Simon Dingemans - GlaxoSmithKline Plc

Management

Thank you, Emma. As a reminder, our earnings release provides an extensive amount of information, so I'm going to focus on the major points, our expectations for the remainder of the year, and some comments on next year, and comparators to take note of for your modeling. Overall, the group's results for the quarter were in line with our expectations, and we remain on track to deliver our 2017 earnings guidance for adjusted EPS growth of 3% to 5% at constant exchange rates. Our results reflect continued strong operational delivery and further investment behind the key future growth drivers in each of our three businesses. The commercial environment remains challenging, especially in our Inhaled Respiratory business, where we face a highly competitive market that we expect will result in continued pricing pressures through 2018 beyond any Advair generic. Additionally, our Consumer business has seen a material slowdown in the global growth of its key categories to a rate of around 2% this year, compared to the 3% to 4% or so that we've seen over the last few years. While in the medium term we see some improvement from this year's levels, the outlook for our categories is probably now more on a global trend of 2% to 3%, given the greater pricing pressures, competition from new entrants, and tougher emerging markets that we're seeing. This is what we've factored into the revised outlook for our Consumer business that we gave you at Q2. Despite this market backdrop, which is affecting particularly our Pharma and Consumer businesses, we believe it's the right thing to do for the long term to continue making investments across the group to drive share for our new products in this more competitive environment. In addition, we are stepping up investment in preparations behind three important…

Emma Walmsley - GlaxoSmithKline Plc

Management

Thanks, Simon. So we're now going to open up for Q&A. And again, as I said, I've got the team here ready to take your questions. So, operator, first question, please.

Operator

Operator

Thank you. And your first question is from the line of Graham Parry of Bank of America. Please go ahead.

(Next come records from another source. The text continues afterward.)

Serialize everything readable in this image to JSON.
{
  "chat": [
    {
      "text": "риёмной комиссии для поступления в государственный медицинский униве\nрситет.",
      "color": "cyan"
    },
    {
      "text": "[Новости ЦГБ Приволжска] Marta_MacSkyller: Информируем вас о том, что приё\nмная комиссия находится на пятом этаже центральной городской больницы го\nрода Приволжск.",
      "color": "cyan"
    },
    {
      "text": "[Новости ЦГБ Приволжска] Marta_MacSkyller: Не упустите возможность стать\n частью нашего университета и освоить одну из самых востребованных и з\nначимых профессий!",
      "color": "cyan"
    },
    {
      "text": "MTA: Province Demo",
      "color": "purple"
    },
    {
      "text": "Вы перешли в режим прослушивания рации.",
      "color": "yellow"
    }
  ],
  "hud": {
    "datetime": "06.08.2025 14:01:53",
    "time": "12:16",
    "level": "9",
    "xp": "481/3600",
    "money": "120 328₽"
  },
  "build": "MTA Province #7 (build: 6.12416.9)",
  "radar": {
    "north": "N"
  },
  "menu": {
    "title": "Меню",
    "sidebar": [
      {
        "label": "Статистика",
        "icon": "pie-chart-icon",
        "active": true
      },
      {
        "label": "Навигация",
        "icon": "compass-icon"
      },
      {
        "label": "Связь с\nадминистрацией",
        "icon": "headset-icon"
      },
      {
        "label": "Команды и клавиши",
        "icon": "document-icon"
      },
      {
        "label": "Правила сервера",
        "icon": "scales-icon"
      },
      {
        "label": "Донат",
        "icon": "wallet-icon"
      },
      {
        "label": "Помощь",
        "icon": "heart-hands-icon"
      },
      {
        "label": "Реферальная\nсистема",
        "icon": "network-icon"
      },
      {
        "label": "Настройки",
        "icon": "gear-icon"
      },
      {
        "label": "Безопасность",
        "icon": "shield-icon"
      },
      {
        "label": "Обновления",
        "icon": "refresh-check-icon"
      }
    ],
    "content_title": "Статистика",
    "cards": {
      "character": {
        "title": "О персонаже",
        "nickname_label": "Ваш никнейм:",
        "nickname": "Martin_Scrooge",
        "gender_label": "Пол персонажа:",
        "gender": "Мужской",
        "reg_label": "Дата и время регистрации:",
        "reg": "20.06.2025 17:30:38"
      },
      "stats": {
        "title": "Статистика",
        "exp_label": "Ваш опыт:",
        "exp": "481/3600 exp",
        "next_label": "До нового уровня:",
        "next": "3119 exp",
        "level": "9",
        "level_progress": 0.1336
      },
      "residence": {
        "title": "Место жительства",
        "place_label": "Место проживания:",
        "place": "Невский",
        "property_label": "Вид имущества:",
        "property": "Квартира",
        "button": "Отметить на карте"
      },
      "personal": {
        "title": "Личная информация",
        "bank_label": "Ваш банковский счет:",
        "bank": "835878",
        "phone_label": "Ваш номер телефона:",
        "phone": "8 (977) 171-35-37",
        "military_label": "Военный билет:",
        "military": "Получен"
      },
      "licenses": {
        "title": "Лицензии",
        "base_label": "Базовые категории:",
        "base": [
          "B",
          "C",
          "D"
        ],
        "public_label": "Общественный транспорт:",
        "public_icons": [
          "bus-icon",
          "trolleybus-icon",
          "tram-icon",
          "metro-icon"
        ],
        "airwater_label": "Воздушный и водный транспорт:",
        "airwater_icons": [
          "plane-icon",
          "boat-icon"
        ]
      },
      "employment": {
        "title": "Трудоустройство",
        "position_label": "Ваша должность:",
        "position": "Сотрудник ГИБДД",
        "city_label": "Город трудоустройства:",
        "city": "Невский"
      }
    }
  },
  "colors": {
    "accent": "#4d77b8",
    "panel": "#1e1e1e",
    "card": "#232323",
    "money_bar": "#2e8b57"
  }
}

Graham Parry - Bank of America Merrill Lynch

Analyst

Great. Thanks for taking my questions. So firstly on Tivicay and Triumeq, we've seen a trend towards faster growth in Tivicay versus Triumeq recently in new-to-brand prescriptions. Can you give us any insight into what you think's driving that and the extent to which is this is physicians preparing for bictegravir arrival next year by putting patients onto the backbone contained in the Gilead product? Secondly, could you let us know how you're positioned on payer and hospital formularies with Tivicay and Triumeq into next year? Is there anything you can do to lock out bictegravir by contracting at this stage, particularly with hospitals and providers, which can be quite important in this market? And thirdly, on the Pfizer Consumer business, you'd previously said you'd be interested in looking at this, and Pfizer's now announced its review of that business. But you've always indicated it would be more likely you would offer to bring that into a JV-type structure rather than an outright purchase, given balance sheet considerations. To what extent is your JV partner interested in increasing its capital commitment or being diluted? And then finally, comments on 2018 regarding increasing R&D in Advair generics, the savings (25:45) decrease seems to point to a lot of margin pressure next year. So is your best guess that margins will be flat, up a bit, or down into next year? Thank you.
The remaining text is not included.